Some very interesting written representations occur on trains, getting us into the field of travel narratives. Christopher Isherwood opens his novel Mr. Norris Changes Trains with the meeting between his neutral protagonist and the infamous Arthur Norris while they are sharing a compartment crossing Europe. Isherwood and his close friend and writing peer W.H. Auden, a poet, left a record of a very interesting conversation shared while riding a train. They had been commissioned to write a travelogue and journalistic account of the war between China and Japan during the 1930s, which gave us their combined work, Journey to a War.  We get this image of them sharing a train journey in this excerpt:

“Thrown back upon each other’s well-worn company, we got through the long hours as we could best contrive—emptying out our heads like waste-paper baskets for the least scrap of amusement or interest. We told the old anecdotes, each secretly hoping that the other would remember or invent some new detail, however palpably untrue. We improvised parodies and limericks. We lost ourselves in interminable arguments and speculations: ‘What would happen if the world ran out of oil?’ ‘What would you describe as the unhappiest day of your life?’ ‘Does a man become a different person in a different place?”

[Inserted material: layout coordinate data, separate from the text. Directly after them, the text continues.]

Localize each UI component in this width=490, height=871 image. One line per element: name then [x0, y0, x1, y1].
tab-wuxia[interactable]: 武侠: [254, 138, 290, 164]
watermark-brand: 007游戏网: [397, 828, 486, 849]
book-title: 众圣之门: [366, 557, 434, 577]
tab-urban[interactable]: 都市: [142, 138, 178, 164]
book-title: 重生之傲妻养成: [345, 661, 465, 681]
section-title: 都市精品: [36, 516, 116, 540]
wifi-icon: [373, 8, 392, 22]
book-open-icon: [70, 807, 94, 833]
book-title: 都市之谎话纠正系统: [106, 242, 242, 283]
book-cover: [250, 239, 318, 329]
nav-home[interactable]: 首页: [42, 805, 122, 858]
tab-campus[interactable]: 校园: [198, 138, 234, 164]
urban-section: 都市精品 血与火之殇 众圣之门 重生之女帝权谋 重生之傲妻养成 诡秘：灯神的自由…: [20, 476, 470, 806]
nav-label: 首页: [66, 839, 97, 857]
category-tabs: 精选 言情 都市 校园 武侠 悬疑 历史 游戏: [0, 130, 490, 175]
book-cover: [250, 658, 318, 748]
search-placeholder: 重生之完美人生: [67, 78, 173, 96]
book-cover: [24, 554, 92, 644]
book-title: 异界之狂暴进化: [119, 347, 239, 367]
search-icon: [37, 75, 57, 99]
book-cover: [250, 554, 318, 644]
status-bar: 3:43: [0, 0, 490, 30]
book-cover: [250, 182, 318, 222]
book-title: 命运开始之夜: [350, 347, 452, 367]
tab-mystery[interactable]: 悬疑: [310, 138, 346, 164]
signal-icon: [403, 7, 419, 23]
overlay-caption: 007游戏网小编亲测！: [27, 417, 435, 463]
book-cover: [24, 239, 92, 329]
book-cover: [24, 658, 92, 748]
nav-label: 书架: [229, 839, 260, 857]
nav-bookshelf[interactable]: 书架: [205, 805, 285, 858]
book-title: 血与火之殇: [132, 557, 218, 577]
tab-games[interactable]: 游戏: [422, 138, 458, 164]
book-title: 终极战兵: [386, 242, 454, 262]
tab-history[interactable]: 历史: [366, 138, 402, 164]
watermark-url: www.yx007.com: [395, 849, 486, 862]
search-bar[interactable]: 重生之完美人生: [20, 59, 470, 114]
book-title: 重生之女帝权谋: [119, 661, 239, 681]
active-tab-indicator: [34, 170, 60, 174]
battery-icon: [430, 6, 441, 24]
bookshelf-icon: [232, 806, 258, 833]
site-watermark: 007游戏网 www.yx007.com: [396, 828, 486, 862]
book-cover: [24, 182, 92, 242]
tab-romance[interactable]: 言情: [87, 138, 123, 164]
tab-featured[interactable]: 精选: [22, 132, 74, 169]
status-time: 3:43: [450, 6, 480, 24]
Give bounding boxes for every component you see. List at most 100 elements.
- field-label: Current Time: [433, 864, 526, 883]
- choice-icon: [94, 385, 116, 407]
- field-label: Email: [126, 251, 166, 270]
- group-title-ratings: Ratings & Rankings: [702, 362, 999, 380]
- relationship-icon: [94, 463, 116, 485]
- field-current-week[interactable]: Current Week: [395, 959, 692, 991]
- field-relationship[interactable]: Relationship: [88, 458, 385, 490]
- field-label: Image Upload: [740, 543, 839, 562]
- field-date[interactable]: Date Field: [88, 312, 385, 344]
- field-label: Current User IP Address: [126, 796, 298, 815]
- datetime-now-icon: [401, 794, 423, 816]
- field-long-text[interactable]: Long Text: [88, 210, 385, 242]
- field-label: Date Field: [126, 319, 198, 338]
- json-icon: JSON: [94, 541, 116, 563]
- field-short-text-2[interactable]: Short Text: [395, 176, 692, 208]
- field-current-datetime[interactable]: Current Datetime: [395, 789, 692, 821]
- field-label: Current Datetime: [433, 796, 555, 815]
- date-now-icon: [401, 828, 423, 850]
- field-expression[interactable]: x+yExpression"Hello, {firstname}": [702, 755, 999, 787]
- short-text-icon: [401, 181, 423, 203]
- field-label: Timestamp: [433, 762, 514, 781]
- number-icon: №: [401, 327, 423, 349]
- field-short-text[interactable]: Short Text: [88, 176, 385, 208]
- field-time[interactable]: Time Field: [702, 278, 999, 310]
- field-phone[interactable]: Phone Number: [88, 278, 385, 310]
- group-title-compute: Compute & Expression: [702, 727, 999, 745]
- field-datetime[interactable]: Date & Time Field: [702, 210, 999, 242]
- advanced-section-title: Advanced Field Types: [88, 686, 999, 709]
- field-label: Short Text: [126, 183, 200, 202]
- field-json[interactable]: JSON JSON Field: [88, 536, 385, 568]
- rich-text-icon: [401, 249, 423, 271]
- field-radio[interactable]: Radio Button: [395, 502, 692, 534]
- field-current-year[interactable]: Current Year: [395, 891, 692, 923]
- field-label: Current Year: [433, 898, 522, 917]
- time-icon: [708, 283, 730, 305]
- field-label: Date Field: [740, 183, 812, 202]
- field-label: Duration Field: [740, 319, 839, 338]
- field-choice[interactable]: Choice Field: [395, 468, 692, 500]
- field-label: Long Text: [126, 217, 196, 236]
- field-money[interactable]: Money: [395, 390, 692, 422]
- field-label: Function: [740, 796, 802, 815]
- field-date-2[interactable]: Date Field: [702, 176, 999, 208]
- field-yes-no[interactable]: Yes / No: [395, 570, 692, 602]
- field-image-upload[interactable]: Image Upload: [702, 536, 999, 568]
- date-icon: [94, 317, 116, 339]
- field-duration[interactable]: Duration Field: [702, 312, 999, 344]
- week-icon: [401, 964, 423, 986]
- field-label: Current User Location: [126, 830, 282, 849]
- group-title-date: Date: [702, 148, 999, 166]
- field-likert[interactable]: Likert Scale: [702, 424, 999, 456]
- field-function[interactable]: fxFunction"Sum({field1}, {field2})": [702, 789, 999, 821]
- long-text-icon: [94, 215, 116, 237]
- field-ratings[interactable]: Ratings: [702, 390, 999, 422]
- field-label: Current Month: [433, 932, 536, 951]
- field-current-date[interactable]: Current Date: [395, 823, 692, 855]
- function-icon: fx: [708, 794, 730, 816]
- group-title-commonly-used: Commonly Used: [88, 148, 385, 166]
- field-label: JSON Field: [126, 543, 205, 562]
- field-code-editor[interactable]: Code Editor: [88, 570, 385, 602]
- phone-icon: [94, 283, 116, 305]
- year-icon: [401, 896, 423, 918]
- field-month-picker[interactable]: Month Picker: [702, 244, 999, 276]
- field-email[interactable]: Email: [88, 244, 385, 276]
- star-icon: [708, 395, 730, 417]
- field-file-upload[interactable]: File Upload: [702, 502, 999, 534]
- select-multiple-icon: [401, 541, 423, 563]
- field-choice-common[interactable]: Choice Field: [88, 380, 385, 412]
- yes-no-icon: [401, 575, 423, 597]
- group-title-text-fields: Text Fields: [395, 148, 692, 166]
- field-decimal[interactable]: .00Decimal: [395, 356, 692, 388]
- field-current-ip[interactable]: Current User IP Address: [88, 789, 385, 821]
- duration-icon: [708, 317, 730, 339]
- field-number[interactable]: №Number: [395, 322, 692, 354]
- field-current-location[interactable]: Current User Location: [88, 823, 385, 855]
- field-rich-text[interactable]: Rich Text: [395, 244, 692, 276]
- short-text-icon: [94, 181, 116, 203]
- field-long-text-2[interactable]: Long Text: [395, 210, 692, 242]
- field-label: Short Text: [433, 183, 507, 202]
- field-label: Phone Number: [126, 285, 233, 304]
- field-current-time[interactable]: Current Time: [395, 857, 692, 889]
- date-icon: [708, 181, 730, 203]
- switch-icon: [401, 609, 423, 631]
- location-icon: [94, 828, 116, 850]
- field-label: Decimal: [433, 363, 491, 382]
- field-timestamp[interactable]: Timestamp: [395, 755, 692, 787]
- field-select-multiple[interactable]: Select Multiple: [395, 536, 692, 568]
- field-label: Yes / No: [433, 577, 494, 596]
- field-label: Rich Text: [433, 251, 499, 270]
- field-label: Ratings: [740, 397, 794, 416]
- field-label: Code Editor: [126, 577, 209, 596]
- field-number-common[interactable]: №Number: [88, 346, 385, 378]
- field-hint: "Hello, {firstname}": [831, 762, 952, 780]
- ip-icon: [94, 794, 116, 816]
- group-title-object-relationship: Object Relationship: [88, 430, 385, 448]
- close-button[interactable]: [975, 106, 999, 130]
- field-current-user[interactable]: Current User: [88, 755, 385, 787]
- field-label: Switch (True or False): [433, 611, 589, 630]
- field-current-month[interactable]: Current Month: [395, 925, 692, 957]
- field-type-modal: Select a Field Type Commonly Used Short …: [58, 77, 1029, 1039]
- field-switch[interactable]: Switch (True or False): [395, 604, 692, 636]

The time and space the train travel gives us is a good time for conversation, and can yield interesting material in allowing so much space for discourse as you may only have conversation or sleep between you and a long journey. The speculations above are definitely interesting. Is it not absolutely disconcerting that a pair of intellectuals were casually discussing the ramifications of reaching peak oil in the 1930s? Are we different people when we travel? Who are we when we lose the surroundings, routine and acquiantances who help define who we are in our space? It is interesting to consider the conversation above, our own social place riding on trains contemporarily, and the potential future place of trains as we attempt to mitigate the affects of climate change, let alone game changers like peak oil.